Masalah muncul selama proses pencadangan rutin superkomputer, dan lebih dari 34 juta file data dari 14 tim peneliti universitas hilang. Universitas mengatakan bahwa setidaknya informasi dari setidaknya 4 tim tidak dapat diambil. Alasan kesalahan ini belum ditentukan.
Universitas Kyoto adalah salah satu pusat penelitian terpenting di Jepang dan penelitiannya di bidang fisika, metalurgi, biologi, farmakologi sangat baik dan di bidang kimia, universitas ini menempati peringkat keempat di dunia.

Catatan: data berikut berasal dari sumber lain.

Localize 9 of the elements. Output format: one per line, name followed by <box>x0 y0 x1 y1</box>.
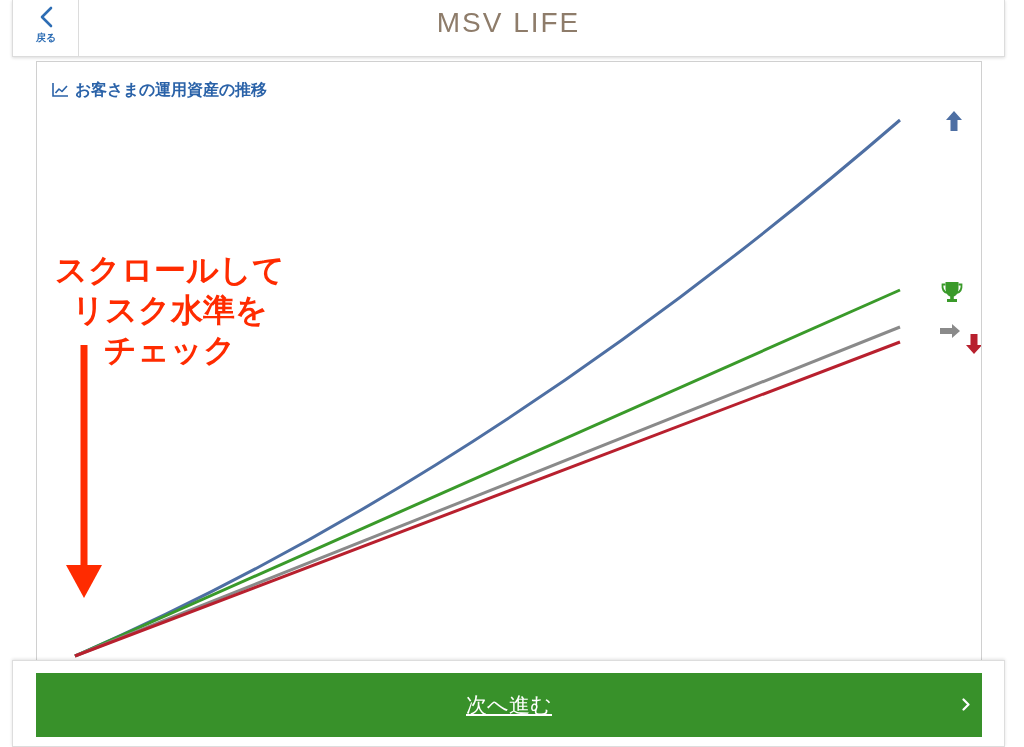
line-chart-icon <box>52 83 68 97</box>
annotation-text: スクロールしてリスク水準をチェック <box>54 250 286 370</box>
next-button[interactable]: 次へ進む <box>36 673 982 737</box>
chart-title: お客さまの運用資産の推移 <box>75 80 267 100</box>
chevron-left-icon <box>38 6 53 28</box>
app-title: MSV LIFE <box>435 6 582 40</box>
back-button[interactable]: 戻る <box>13 0 79 56</box>
chevron-right-icon <box>962 698 970 711</box>
down-arrow-icon <box>66 345 102 598</box>
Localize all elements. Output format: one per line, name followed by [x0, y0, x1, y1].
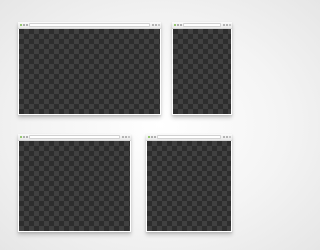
menu-icon[interactable]: [122, 136, 124, 138]
back-arrow-icon[interactable]: [148, 136, 150, 138]
menu-icon[interactable]: [152, 24, 154, 26]
back-arrow-icon[interactable]: [20, 136, 22, 138]
close-icon[interactable]: [229, 24, 231, 26]
reload-icon[interactable]: [180, 24, 182, 26]
browser-window-4: [146, 134, 232, 232]
browser-window-3: [18, 134, 131, 232]
forward-arrow-icon[interactable]: [23, 136, 25, 138]
forward-arrow-icon[interactable]: [151, 136, 153, 138]
browser-window-1: [18, 22, 161, 115]
menu-icon[interactable]: [155, 24, 157, 26]
browser-toolbar: [18, 22, 161, 29]
back-arrow-icon[interactable]: [174, 24, 176, 26]
transparent-content-area: [173, 29, 231, 114]
transparent-content-area: [19, 29, 160, 114]
reload-icon[interactable]: [26, 24, 28, 26]
back-arrow-icon[interactable]: [20, 24, 22, 26]
menu-icon[interactable]: [226, 136, 228, 138]
menu-icon[interactable]: [226, 24, 228, 26]
address-bar[interactable]: [29, 135, 120, 139]
reload-icon[interactable]: [26, 136, 28, 138]
menu-icon[interactable]: [223, 24, 225, 26]
menu-icon[interactable]: [125, 136, 127, 138]
transparent-content-area: [19, 141, 130, 231]
address-bar[interactable]: [157, 135, 221, 139]
address-bar[interactable]: [29, 23, 150, 27]
close-icon[interactable]: [128, 136, 130, 138]
menu-icon[interactable]: [223, 136, 225, 138]
browser-toolbar: [172, 22, 232, 29]
browser-toolbar: [146, 134, 232, 141]
close-icon[interactable]: [229, 136, 231, 138]
forward-arrow-icon[interactable]: [177, 24, 179, 26]
address-bar[interactable]: [183, 23, 221, 27]
transparent-content-area: [147, 141, 231, 231]
forward-arrow-icon[interactable]: [23, 24, 25, 26]
browser-toolbar: [18, 134, 131, 141]
browser-window-2: [172, 22, 232, 115]
close-icon[interactable]: [158, 24, 160, 26]
reload-icon[interactable]: [154, 136, 156, 138]
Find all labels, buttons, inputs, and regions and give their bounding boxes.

Universitas sekarang telah menghentikan proses pencadangan superkomputer untuk mencegah kemungkinan penghapusan data dan untuk mencari tahu alasannya.
Kapasitas penyimpanan superkomputer ini adalah 24 petabyte (24.000 terabyte) dan data yang dihapus, meskipun kurang dari satu persen dari volume ini, tetapi mungkin ada perhitungan di antara mereka yang menghitung ulang akan memakan waktu lama.